Hemingway's cats were pampered. He had a fountain installed on the Key West property. He had an olive jar imported from Cuba. The base of the fountain was a urinal from the first location of Sloppy Joe's Bar. His then-wife Pauline camouflaged the urinal with marble tile.

From 1939-1960 Hemingway and his third wife Martha Gellhorn lived in their Cuban villa, Finca Vigia (Lookout Farm). There the cats had their own guestroom. His collection of cats in Cuba began with a Persian he originally named Tester. He renamed her Princessa, because she was so graceful and elegant. He rescued another kitten from the Cuban village Cojimar, who was eventually known as Boise or Boy. At one time he and Martha had as many as fifty-seven cats. In a letter to his first wife, Hadley, Hemingway wrote, "One cat just leads to another . . . the place is so damned big it doesn't really seem as though there were many cats until you see them all moving like a mass migration at feeding time..." He also wrote about teaching one of the cats to drink whiskey and milk with him. Even with the companionship of all those cats, he confessed to feelings of loneliness and sadness which he felt throughout his life.

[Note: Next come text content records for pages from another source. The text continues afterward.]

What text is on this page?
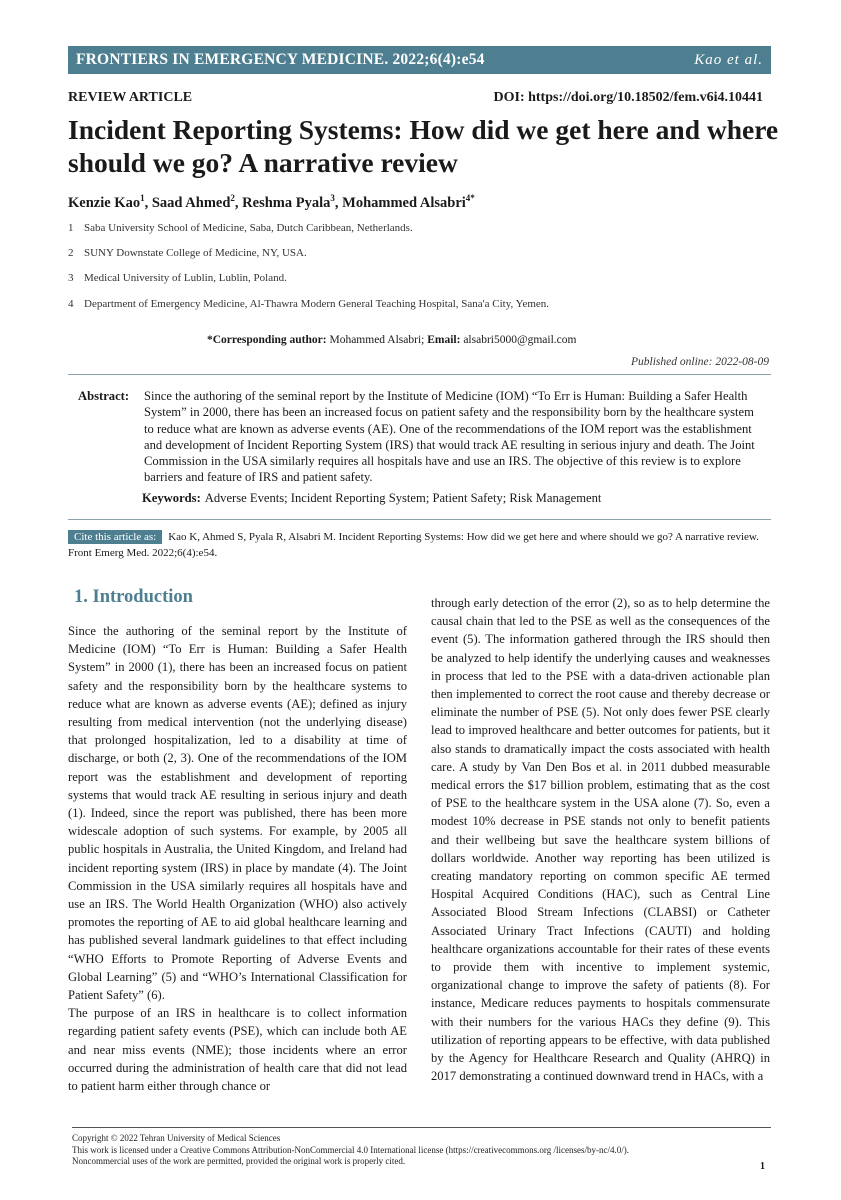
FRONTIERS IN EMERGENCY MEDICINE. 2022;6(4):e54	Kao et al.
REVIEW ARTICLE	DOI: https://doi.org/10.18502/fem.v6i4.10441
Incident Reporting Systems: How did we get here and where should we go? A narrative review
Kenzie Kao$^1$, Saad Ahmed$^2$, Reshma Pyala$^3$, Mohammed Alsabri$^{4*}$
1 Saba University School of Medicine, Saba, Dutch Caribbean, Netherlands.
2 SUNY Downstate College of Medicine, NY, USA.
3 Medical University of Lublin, Lublin, Poland.
4 Department of Emergency Medicine, Al-Thawra Modern General Teaching Hospital, Sana'a City, Yemen.
*Corresponding author: Mohammed Alsabri; Email: alsabri5000@gmail.com
Published online: 2022-08-09
Abstract:	Since the authoring of the seminal report by the Institute of Medicine (IOM) “To Err is Human: Building a Safer Health System” in 2000, there has been an increased focus on patient safety and the responsibility born by the healthcare system to reduce what are known as adverse events (AE). One of the recommendations of the IOM report was the establishment and development of Incident Reporting System (IRS) that would track AE resulting in serious injury and death. The Joint Commission in the USA similarly requires all hospitals have and use an IRS. The objective of this review is to explore barriers and feature of IRS and patient safety.
Keywords: Adverse Events; Incident Reporting System; Patient Safety; Risk Management
Cite this article as: Kao K, Ahmed S, Pyala R, Alsabri M. Incident Reporting Systems: How did we get here and where should we go? A narrative review. Front Emerg Med. 2022;6(4):e54.
1. Introduction

Since the authoring of the seminal report by the Institute of Medicine (IOM) “To Err is Human: Building a Safer Health System” in 2000 (1), there has been an increased focus on patient safety and the responsibility born by the healthcare systems to reduce what are known as adverse events (AE); defined as injury resulting from medical intervention (not the underlying disease) that prolonged hospitalization, led to a disability at time of discharge, or both (2, 3). One of the recommendations of the IOM report was the establishment and development of reporting systems that would track AE resulting in serious injury and death (1). Indeed, since the report was published, there has been more widescale adoption of such systems. For example, by 2005 all public hospitals in Australia, the United Kingdom, and Ireland had incident reporting system (IRS) in place by mandate (4). The Joint Commission in the USA similarly requires all hospitals have and use an IRS. The World Health Organization (WHO) also actively promotes the reporting of AE to aid global healthcare learning and has published several landmark guidelines to that effect including “WHO Efforts to Promote Reporting of Adverse Events and Global Learning” (5) and “WHO’s International Classification for Patient Safety” (6).

The purpose of an IRS in healthcare is to collect information regarding patient safety events (PSE), which can include both AE and near miss events (NME); those incidents where an error occurred during the administration of health care that did not lead to patient harm either through chance or

through early detection of the error (2), so as to help determine the causal chain that led to the PSE as well as the consequences of the event (5). The information gathered through the IRS should then be analyzed to help identify the underlying causes and weaknesses in process that led to the PSE with a data-driven actionable plan then implemented to correct the root cause and thereby decrease or eliminate the number of PSE (5). Not only does fewer PSE clearly lead to improved healthcare and better outcomes for patients, but it also stands to dramatically impact the costs associated with health care. A study by Van Den Bos et al. in 2011 dubbed measurable medical errors the $17 billion problem, estimating that as the cost of PSE to the healthcare system in the USA alone (7). So, even a modest 10% decrease in PSE stands not only to benefit patients and their wellbeing but save the healthcare system billions of dollars worldwide. Another way reporting has been utilized is creating mandatory reporting on common specific AE termed Hospital Acquired Conditions (HAC), such as Central Line Associated Blood Stream Infections (CLABSI) or Catheter Associated Urinary Tract Infections (CAUTI) and holding healthcare organizations accountable for their rates of these events to provide them with incentive to implement systemic, organizational change to improve the safety of patients (8). For instance, Medicare reduces payments to hospitals commensurate with their numbers for the various HACs they define (9). This utilization of reporting appears to be effective, with data published by the Agency for Healthcare Research and Quality (AHRQ) in 2017 demonstrating a continued downward trend in HACs, with a

Copyright © 2022 Tehran University of Medical Sciences
This work is licensed under a Creative Commons Attribution-NonCommercial 4.0 International license (https://creativecommons.org /licenses/by-nc/4.0/).
Noncommercial uses of the work are permitted, provided the original work is properly cited.	1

This mood is echoed in his novel, Islands in the Stream (published posthumously in 1970). The protagonist, Thomas Hudson finds some comfort from talking to his cats after his sons die in a car accident. Cats make appearances in other stories. Some literary critics say he used cats to flesh out his stories and characters. For instance, in his short story, "The Cat in the Rain," the cat found cowering under a table in the rain symbolizes the wife's feelings of being drowned out by her husband's lack of affection and apathy.

Even after his death in 1961, cats continued living and breeding at his former home in Key West. The house on Whitehead Street was turned into a museum, and the curators continued Hemingway's tradition of naming the cats after famous authors and movie actors. But in 2003 the Hemingway museum was spotlighted in the news. The Federal government had threatened to fine the museum two hundred dollars a day per cat (which amounted to about $10,000 a day) because it didn't have the proper animal exhibition license. Yet the museum didn't qualify for the license, because the cats were not kept in an enclosed area. The battle between the USDA and the museum continued until 2007. The museum president, Michael Morawski and a deputy from the USDA came to an agreement. Morawski hired animal behaviorist, Dr. Terry Curtis, to make recommendations. He concluded that the cats were well cared for and recommended the installation of a "cat proof" fence around the property. The lawsuit cost the museum over $250,000.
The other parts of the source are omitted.